An examination of medical use is limited by the small number of studies of smoked marijuana. Most studies have examined a few of the many cannabinoids found in marijuana, notably tetrahydrocannabinol (THC), which is psychoactive, and cannabidiol (CBD), which is not. Synthetic formulations include oral dronabinol (THC; Marinol), and nabiximols (THC/CBD’ Sativex), which is an oral spray,
The following is a summary of the studies to date.
Epilepsy: A review of 6 randomized controlled trials and 30 observational studies concluded that oral CBD 20 mg/kg was more effective than placebo in reducing seizure frequency >50% (relative risk 1.74) and in achieving freedom from seizures (relative risk 6.17) (Stockings et al. J Neurol Neurosurg Psychiatry 2018; epublished March 6, 2018). Oral CBD may also be effective as adjuvant therapy in treatment-resistant pediatric epilepsy (Devinsky et al. Lancet Neurol 2016;15:270-278).
Parkinson’s disease: A small study (n=7) speculated that nabilone may reduce levodopa-induced dyskinesia (Sieradzan et al. Neurology 2001;57:2108-2111. A double-blind crossover study (n=19) subsequently found no evidence of a treatment effect on parkinsonian symptoms or levodopa-induced dyskinesia with oral cannabis extract (Carroll et al. Neurology 2004;63:1245-1250). A separate study on the neuroprotective effects of oral CBD found no clinical benefit, although patients reported improved quality of life (Chagas et al. J Psychopharmacol 2014;28:1088-1098).
Migraine: No randomized controlled trials have been performed to date.

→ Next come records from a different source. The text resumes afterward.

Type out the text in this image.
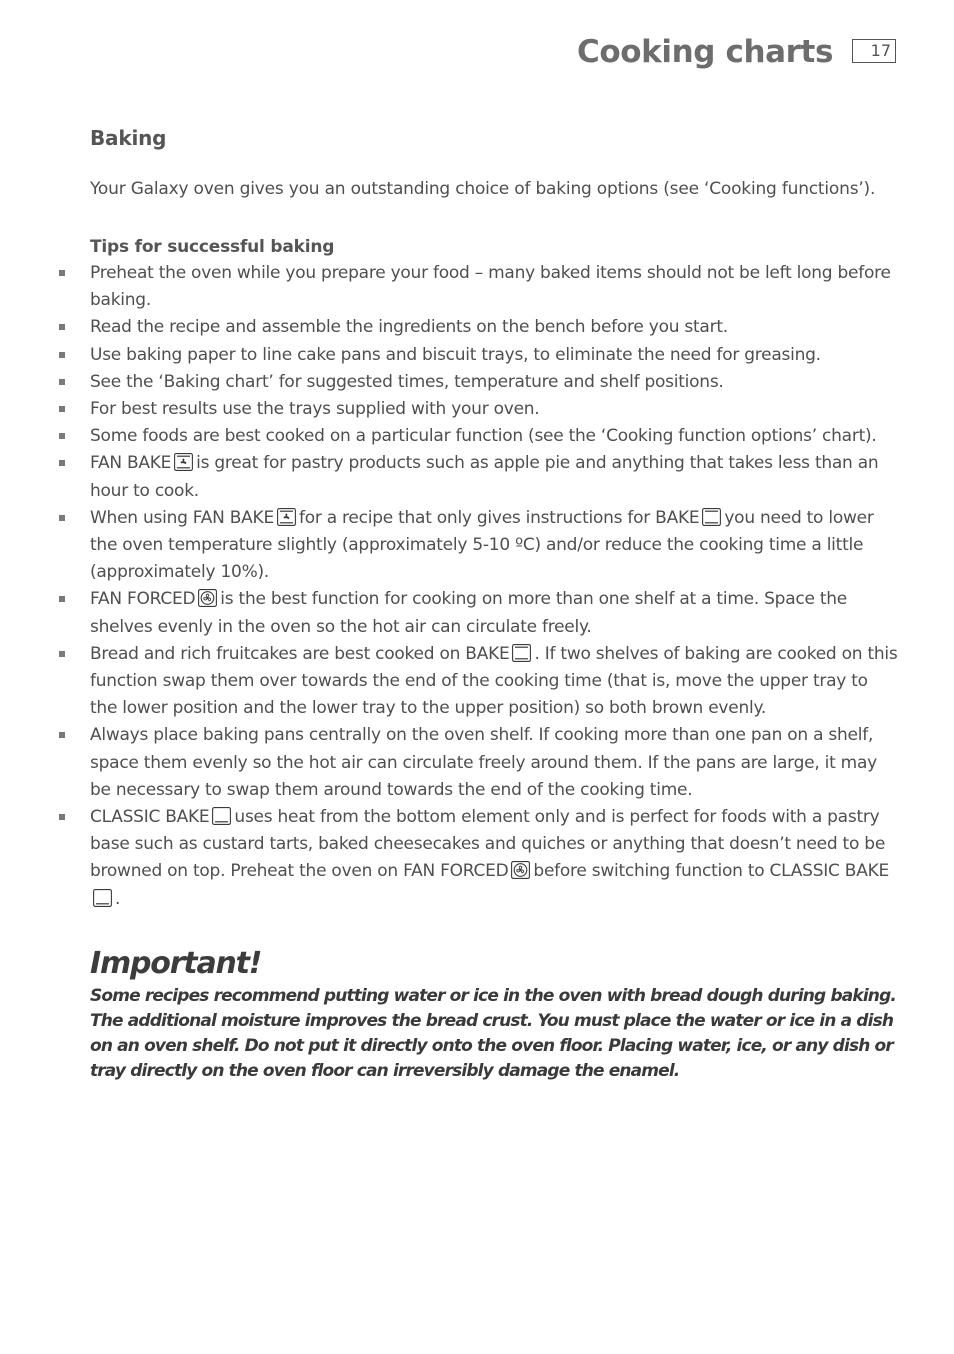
Cooking charts	17
Baking

Your Galaxy oven gives you an outstanding choice of baking options (see ‘Cooking functions’).

Tips for successful baking
Preheat the oven while you prepare your food – many baked items should not be left long before baking.
Read the recipe and assemble the ingredients on the bench before you start.
Use baking paper to line cake pans and biscuit trays, to eliminate the need for greasing.
See the ‘Baking chart’ for suggested times, temperature and shelf positions.
For best results use the trays supplied with your oven.
Some foods are best cooked on a particular function (see the ‘Cooking function options’ chart).
FAN BAKE is great for pastry products such as apple pie and anything that takes less than an hour to cook.
When using FAN BAKE for a recipe that only gives instructions for BAKE you need to lower the oven temperature slightly (approximately 5-10 ºC) and/or reduce the cooking time a little (approximately 10%).
FAN FORCED is the best function for cooking on more than one shelf at a time. Space the shelves evenly in the oven so the hot air can circulate freely.
Bread and rich fruitcakes are best cooked on BAKE . If two shelves of baking are cooked on this function swap them over towards the end of the cooking time (that is, move the upper tray to the lower position and the lower tray to the upper position) so both brown evenly.
Always place baking pans centrally on the oven shelf. If cooking more than one pan on a shelf, space them evenly so the hot air can circulate freely around them. If the pans are large, it may be necessary to swap them around towards the end of the cooking time.
CLASSIC BAKE uses heat from the bottom element only and is perfect for foods with a pastry base such as custard tarts, baked cheesecakes and quiches or anything that doesn’t need to be browned on top. Preheat the oven on FAN FORCED before switching function to CLASSIC BAKE
.
Important!
Some recipes recommend putting water or ice in the oven with bread dough during baking. The additional moisture improves the bread crust. You must place the water or ice in a dish on an oven shelf. Do not put it directly onto the oven floor. Placing water, ice, or any dish or tray directly on the oven floor can irreversibly damage the enamel.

One retrospective chart review (n=121) in Colorado found that headache frequency among marijuana users decreased from 10.4 to 4.6 headaches per month. (Rhyne et al. Pharmacotherapy 2016;36:505-510). Overall, 39.7% reported positive effects. Smoked marijuana was most often used for acute migraine treatment, with 11.4% stating that it aborted their migraine.
The rationale for marijuana use in migraine are its effects on serotonin receptors (potentiation of 5-HT1A, inhibition of 5-HT2A) and modulation of glutamatergic neurotransmission (Russo EB. Neuro Endocrinol Lett 2004;25:31-39). THC has also been reported to reduce the unpleasantness, but not the intensity, of pain and hyperalgesia, in essence having a dissociative effect on pain perception by disrupting the functional connectivity between the amygdala and primary sensorimotor areas (Lee et al. Pain 2013;154:124-134). A potential role in chronic pain syndromes, such as fibromyalgia, has been suggested.
Huntington’s disease: A small placebo-controlled trial reported no significant improvement in motor, cognitive, hehavioural or functional outcomes with Sativex (Lopez-Sendon Moreno et al. J Neurol 2016;263:1390-1400. An early study found no benefit with Marinol (Consroe et al. Pharmacol Biochem Behav 1991;40:701-708).
Dementia: A small study of low-dose oral THC versus placebo found no significant improvement in neuropsychiatric symptoms (van den Elsen et al. Neurology 2015;84:2338). Treatment was well-tolerated and did not appear to adversely affect episodic memory.
Most studies of cannabinoids in neurology have involved patients with multiple sclerosis. These will be summarized in Part 2.